Exploration of International Cooperation Projects: Immediately after the establishment, MSIT plans to initiate joint projects with leading space research institutions such as NASA in the United States and JAXA in Japan. The Ministry also plans to proactively explore economic cooperation projects with emerging countries, particularly those with recent MOU signings in the aerospace field, such as the UAE.
Recruitment of Specialized Personnel: The workforce of KASA will be composed mainly of domestic and international experts. Term-based public officials will be recruited from the private sector, and domestic and international talent will be secured through invitation and recommendations. General public officials will be added through transfers, open recruitment, and special recruitment to perform policy formulation and administrative tasks.
Office building, Settlement Support for KASA staff, etc.: Immediately after the establishment, a temporary office building will be secured in the first half of the year. Measures for supporting living conditions, such as housing and transportation, will be established for the stable settlement of outstanding personnel. Additionally, before the establishment, the Administration’s network infrastructure and information systems, including the website, will be developed.
The aerospace industry is emerging as a new future growth engine that will lead global order and the economy. The government aims, through KASA, to foster over 2,000 innovative aerospace companies leading the national economy based on creative ideas and technological capabilities, and to create approximately 500,000 quality jobs and significantly expand the government's investment in the aerospace industry, targeting a 10% share of the global market (estimated at 420 trillion won). If achieved, South Korea will be one of the top five space powers globally by 2045.
Despite forecasts by foreign institutions such as Morgan Stanley that the aerospace market size will double by 2030 compared to 2020, South Korea's global market share in the aerospace field is currently around 1%, despite successful launches of Nuri (Korea’s three-stage launch vehicle) and Danuri (Korea Pathfinder Lunar Orbiter), and achievements in aircraft development. In the midst of intense global competition in the privately-led aerospace field, the MSIT aims to secure leadership in the global aerospace competition through active public-private cooperation, supporting the aerospace sector to become a new growth engine for the South Korean economy.

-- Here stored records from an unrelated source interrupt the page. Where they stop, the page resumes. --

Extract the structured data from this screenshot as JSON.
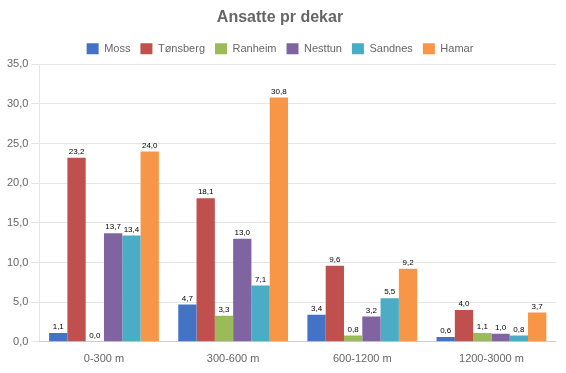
{
  "chart_data": {
    "type": "bar",
    "title": "Ansatte pr dekar",
    "categories": [
      "0-300 m",
      "300-600 m",
      "600-1200 m",
      "1200-3000 m"
    ],
    "series": [
      {
        "name": "Moss",
        "color": "#4472C4",
        "values": [
          1.1,
          4.7,
          3.4,
          0.6
        ],
        "value_labels": [
          "1,1",
          "4,7",
          "3,4",
          "0,6"
        ]
      },
      {
        "name": "Tønsberg",
        "color": "#C0504D",
        "values": [
          23.2,
          18.1,
          9.6,
          4.0
        ],
        "value_labels": [
          "23,2",
          "18,1",
          "9,6",
          "4,0"
        ]
      },
      {
        "name": "Ranheim",
        "color": "#9BBB59",
        "values": [
          0.0,
          3.3,
          0.8,
          1.1
        ],
        "value_labels": [
          "0,0",
          "3,3",
          "0,8",
          "1,1"
        ]
      },
      {
        "name": "Nesttun",
        "color": "#8064A2",
        "values": [
          13.7,
          13.0,
          3.2,
          1.0
        ],
        "value_labels": [
          "13,7",
          "13,0",
          "3,2",
          "1,0"
        ]
      },
      {
        "name": "Sandnes",
        "color": "#4BACC6",
        "values": [
          13.4,
          7.1,
          5.5,
          0.8
        ],
        "value_labels": [
          "13,4",
          "7,1",
          "5,5",
          "0,8"
        ]
      },
      {
        "name": "Hamar",
        "color": "#F79646",
        "values": [
          24.0,
          30.8,
          9.2,
          3.7
        ],
        "value_labels": [
          "24,0",
          "30,8",
          "9,2",
          "3,7"
        ]
      }
    ],
    "ylim": [
      0,
      35
    ],
    "yticks": [
      {
        "value": 0,
        "label": "0,0"
      },
      {
        "value": 5,
        "label": "5,0"
      },
      {
        "value": 10,
        "label": "10,0"
      },
      {
        "value": 15,
        "label": "15,0"
      },
      {
        "value": 20,
        "label": "20,0"
      },
      {
        "value": 25,
        "label": "25,0"
      },
      {
        "value": 30,
        "label": "30,0"
      },
      {
        "value": 35,
        "label": "35,0"
      }
    ],
    "grid": true,
    "legend": "top",
    "data_labels": true
  }
}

Minister Lee Jong Ho of MSIT emphasized, "Through the establishment of the Korea AeroSpace Administration, we will nurture dreams and hopes together with the people, enhance competitiveness with industry-academia collaboration, and pioneer a new future with the world based on creativity and technological prowess." He further stated, "The establishment of KASA not only provides a new growth engine for the economy by promoting the aerospace industry but also marks the beginning of a great step toward achieving the goal of lunar landing in 2032 and Mars exploration in 2045, the centennial anniversary of national liberation. MSIT will spare no effort to move towards our space on our land, with our hands and using home-grown technology."